SOUTH BRONX — Crime in the 40th Precinct rose by the sharpest amount of any precinct throughout the city for the second year in a row, according to the district's commanding officer Deputy Inspector Brian Hennessy.
The precinct, which covers South Bronx neighborhoods including Mott Haven, Port Morris and Melrose, saw increases in murders, robberies, felony assaults, burglaries and grand larcenies this year, and crime overall went up by 14.2 percent.
Although this was a lower increase than last year, when crime went up by 24.3 percent, it was still the sharpest rise in New York City, which saw overall crime and shootings fall to record lows last year.
Felony assaults were one of the largest contributors to the precinct's spike, rising from 578 in 2015 to 746 in 2016 largely due to a surge in stabbings, slashings and domestic violence, according to Hennessy.
The precinct also saw a sharp increase in murders, which rose from nine to 14, and grand larcenies, which went from 652 to 746. The only category that decreased was auto thefts, which dropped from 99 to 91, while rapes held steady at 38 in 2015 and 2016.
Hennessy said the squad had changed some of the staffers in its domestic violence program and would concentrate on responding to victims in real time going forward, making him confident that the surge in domestic assaults would not continue into the current year.
"We changed some personnel around, put some new guidelines and parameters in place to make sure that all the checks are done and that we have a real time response to domestic violence victims," he said, "and obviously outreach is number one just to make sure that everyone is safe."

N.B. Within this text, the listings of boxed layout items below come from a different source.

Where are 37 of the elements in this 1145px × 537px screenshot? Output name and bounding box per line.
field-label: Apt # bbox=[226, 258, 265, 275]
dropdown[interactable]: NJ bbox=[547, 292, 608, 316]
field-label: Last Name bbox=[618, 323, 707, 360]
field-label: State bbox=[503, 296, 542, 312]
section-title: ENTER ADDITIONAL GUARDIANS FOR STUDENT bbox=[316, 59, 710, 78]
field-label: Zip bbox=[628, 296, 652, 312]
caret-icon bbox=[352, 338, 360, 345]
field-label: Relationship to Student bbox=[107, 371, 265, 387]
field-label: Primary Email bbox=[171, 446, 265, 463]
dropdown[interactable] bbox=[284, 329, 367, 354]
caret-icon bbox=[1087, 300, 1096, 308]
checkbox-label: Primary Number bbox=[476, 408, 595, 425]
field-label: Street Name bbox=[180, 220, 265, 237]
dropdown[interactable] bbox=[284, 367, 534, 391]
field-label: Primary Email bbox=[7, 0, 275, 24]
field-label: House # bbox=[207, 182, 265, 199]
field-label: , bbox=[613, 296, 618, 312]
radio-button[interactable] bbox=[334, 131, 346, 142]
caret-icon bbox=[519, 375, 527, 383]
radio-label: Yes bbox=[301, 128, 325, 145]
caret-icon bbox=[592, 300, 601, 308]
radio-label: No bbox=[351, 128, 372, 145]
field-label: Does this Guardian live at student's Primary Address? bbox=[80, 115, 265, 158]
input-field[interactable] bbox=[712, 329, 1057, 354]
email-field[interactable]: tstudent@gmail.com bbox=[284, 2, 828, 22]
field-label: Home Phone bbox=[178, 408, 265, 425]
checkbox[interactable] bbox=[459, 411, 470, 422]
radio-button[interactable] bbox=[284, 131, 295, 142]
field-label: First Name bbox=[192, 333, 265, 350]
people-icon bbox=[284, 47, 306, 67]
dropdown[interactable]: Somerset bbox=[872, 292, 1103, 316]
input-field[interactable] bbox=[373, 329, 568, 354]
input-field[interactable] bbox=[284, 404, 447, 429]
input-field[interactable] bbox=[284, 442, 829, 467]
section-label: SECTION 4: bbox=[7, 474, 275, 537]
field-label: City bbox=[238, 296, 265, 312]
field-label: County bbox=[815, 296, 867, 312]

Officers in the 40th Precinct will also focus more energy on patrolling Courtlandt Avenue this year, as that was a particularly dangerous area with about 10 shootings in 2016, according to Hennessy.
This focus will include hosting a "safe streets" event along the avenue on Jan. 12 for children in the neighborhood to give police officers and community members a chance to spend time together.
"It was one of the strips that was very violent for us," Hennessy said, "and we’re going to turn that into an area where the cops are out there with the children and the residents and the business owners and make an area that was violent at one time into an area that has great community involvement."
Hennessy took over at the 40th Precinct during the summer of 2016, replacing Inspector Carlos Valdez, who had been tapped to head up the squad roughly one year earlier in the wake of a scandal that saw 19 officers in the precinct face charges for underreporting crime statistics.
Gabriel DeJesus, president of the 40th Precinct Community Council, said he would appreciate an increased police presence along problematic corridors like Courtlandt Avenue, which he described as "one of the areas that’s been giving us a lot of headaches."
However, he maintained that he still felt safe in the precinct and had not noticed a marked increase in crime walking through the community on a day to day basis.
"Me, I’m always in the neighborhood, so I haven’t had that problem," he said. "I grew up there. I haven’t had a problem yet."